OTHER ANNOUNCEMENTS
Following a relevant inquiry from the Athens Exchange and further to Euroxx’s announcement released yesterday to the Athens Exchange regarding a potential transaction for the acquisition by Optima bank S.A. (“Optima bank”) of a majority shareholding in Euroxx, the following clarifications are provided:
Euroxx was informed, during the meeting of its Board of Directors held on 17 March 2026, of the submission by Optima bank of a non-binding offer (Non-Binding Offer) in relation to a potential acquisition of existing shares representing up to 80.84%, and in any case not less than 67%, of its share capital from specific shareholders, within the framework of preliminary discussions and subject to the completion of the transaction assessment process. It is expressly clarified that, according to the above information received by Euroxx, Optima bank has not submitted any binding or definitive offer regarding a specific consideration for the acquisition of a participation in Euroxx, nor has any specific consideration been agreed with its shareholders.
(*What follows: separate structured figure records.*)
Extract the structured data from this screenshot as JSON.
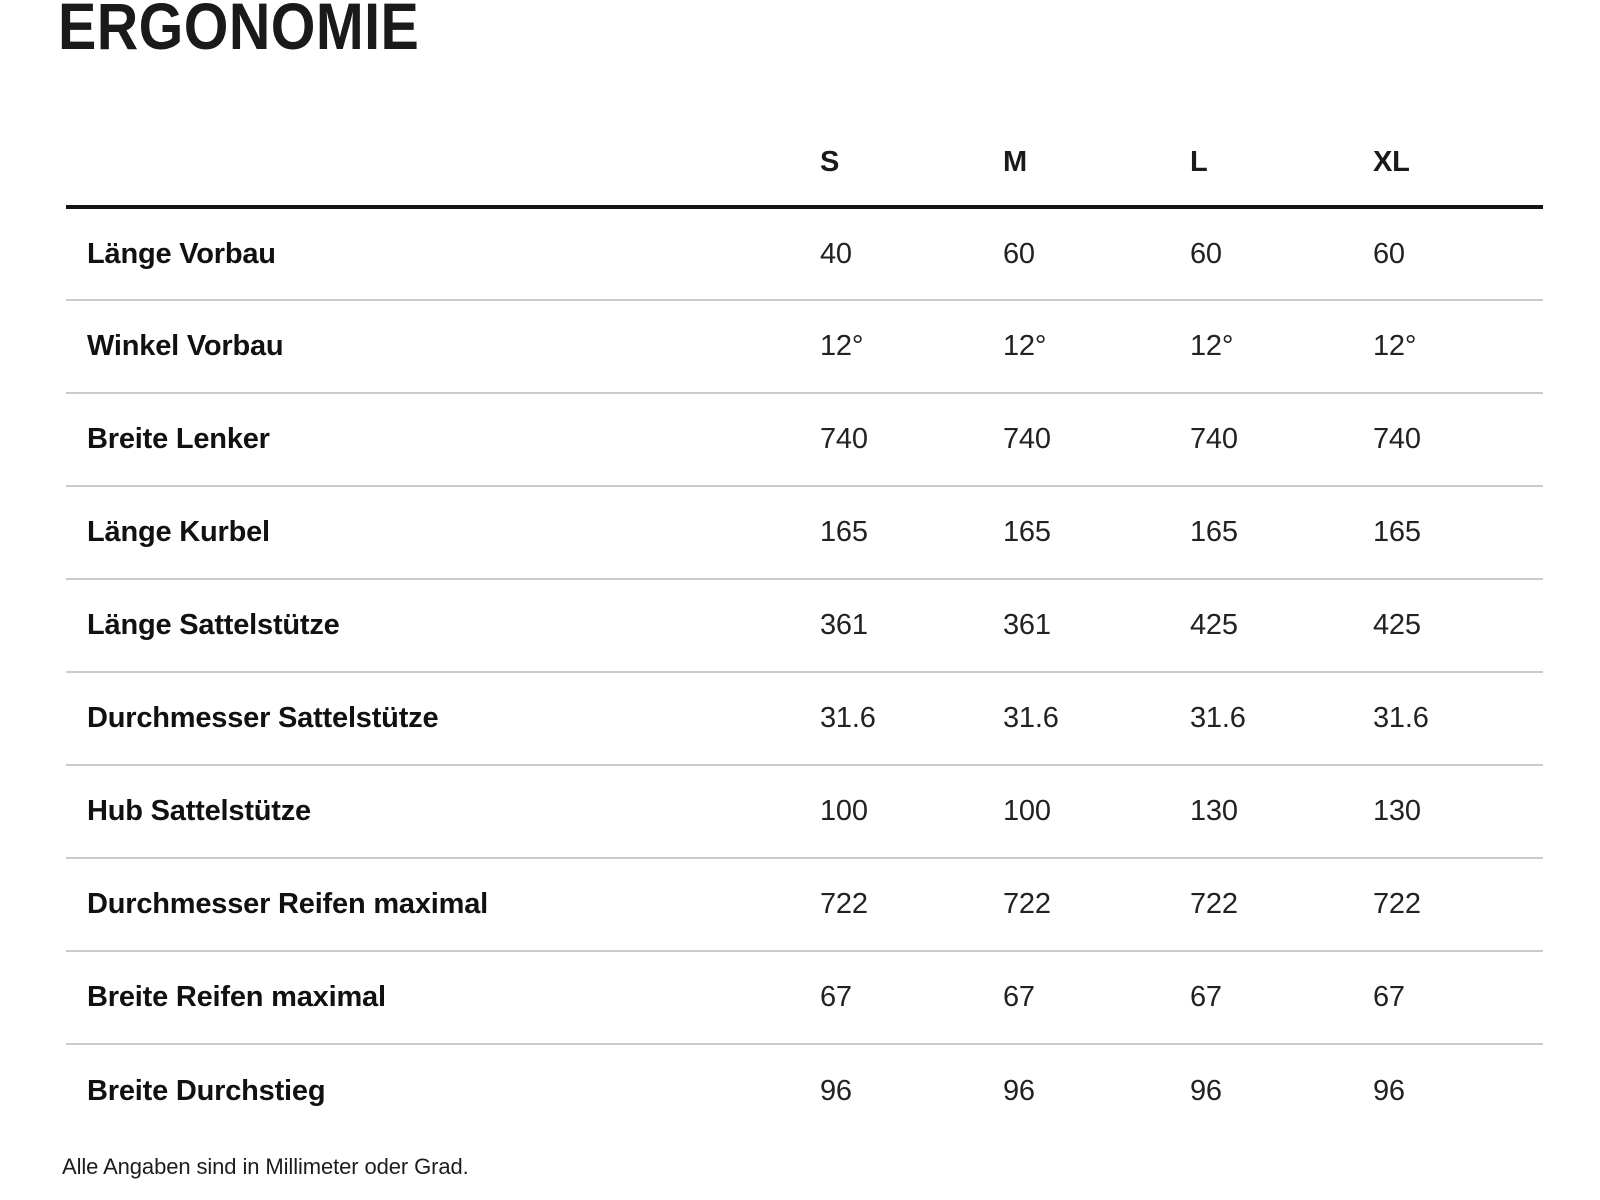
{
  "page": {
    "title": "ERGONOMIE",
    "footnote": "Alle Angaben sind in Millimeter oder Grad."
  },
  "table": {
    "size_columns": [
      "S",
      "M",
      "L",
      "XL"
    ],
    "rows": [
      {
        "label": "Länge Vorbau",
        "values": [
          "40",
          "60",
          "60",
          "60"
        ]
      },
      {
        "label": "Winkel Vorbau",
        "values": [
          "12°",
          "12°",
          "12°",
          "12°"
        ]
      },
      {
        "label": "Breite Lenker",
        "values": [
          "740",
          "740",
          "740",
          "740"
        ]
      },
      {
        "label": "Länge Kurbel",
        "values": [
          "165",
          "165",
          "165",
          "165"
        ]
      },
      {
        "label": "Länge Sattelstütze",
        "values": [
          "361",
          "361",
          "425",
          "425"
        ]
      },
      {
        "label": "Durchmesser Sattelstütze",
        "values": [
          "31.6",
          "31.6",
          "31.6",
          "31.6"
        ]
      },
      {
        "label": "Hub Sattelstütze",
        "values": [
          "100",
          "100",
          "130",
          "130"
        ]
      },
      {
        "label": "Durchmesser Reifen maximal",
        "values": [
          "722",
          "722",
          "722",
          "722"
        ]
      },
      {
        "label": "Breite Reifen maximal",
        "values": [
          "67",
          "67",
          "67",
          "67"
        ]
      },
      {
        "label": "Breite Durchstieg",
        "values": [
          "96",
          "96",
          "96",
          "96"
        ]
      }
    ]
  },
  "colors": {
    "text": "#1a1a1a",
    "header_rule": "#141414",
    "row_rule": "#c8cdca"
  }
}
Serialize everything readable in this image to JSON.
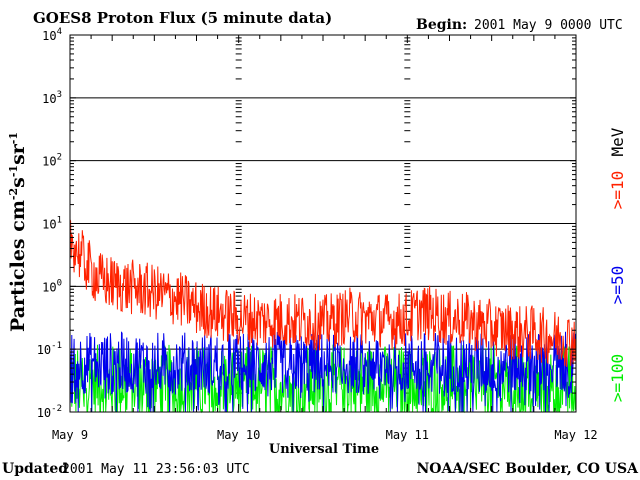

According to the above information, within the context of preliminary and non-binding exploratory discussions, an indicative reference has been made to a maximum total amount of up to €65.5 million, which exclusively concerns the scenario of acquiring the maximum percentage of up to 80.84% of the paid-up share capital of Euroxx. Such reference does not constitute a proposed or agreed consideration, nor a valuation of Euroxx, but reflects a maximum level of financial commitment by Optima bank under specific and non-finalized conditions and remains subject to material conditions and assumptions. In particular, based on the above information, the determination of the final consideration cannot be finalized at this stage, as it depends on factors that have not yet been determined or agreed, including, in particular:
the progress and completion of negotiations between the parties, as well as the specific terms and conditions of any agreements that may be entered into with the selling shareholders,
the conduct of a thorough due diligence review of Euroxx, the results of which cannot be anticipated at this stage,
the final participation percentage to be acquired, which in any case is subject to the condition of acquiring at least 67% of the paid-up share capital of Euroxx.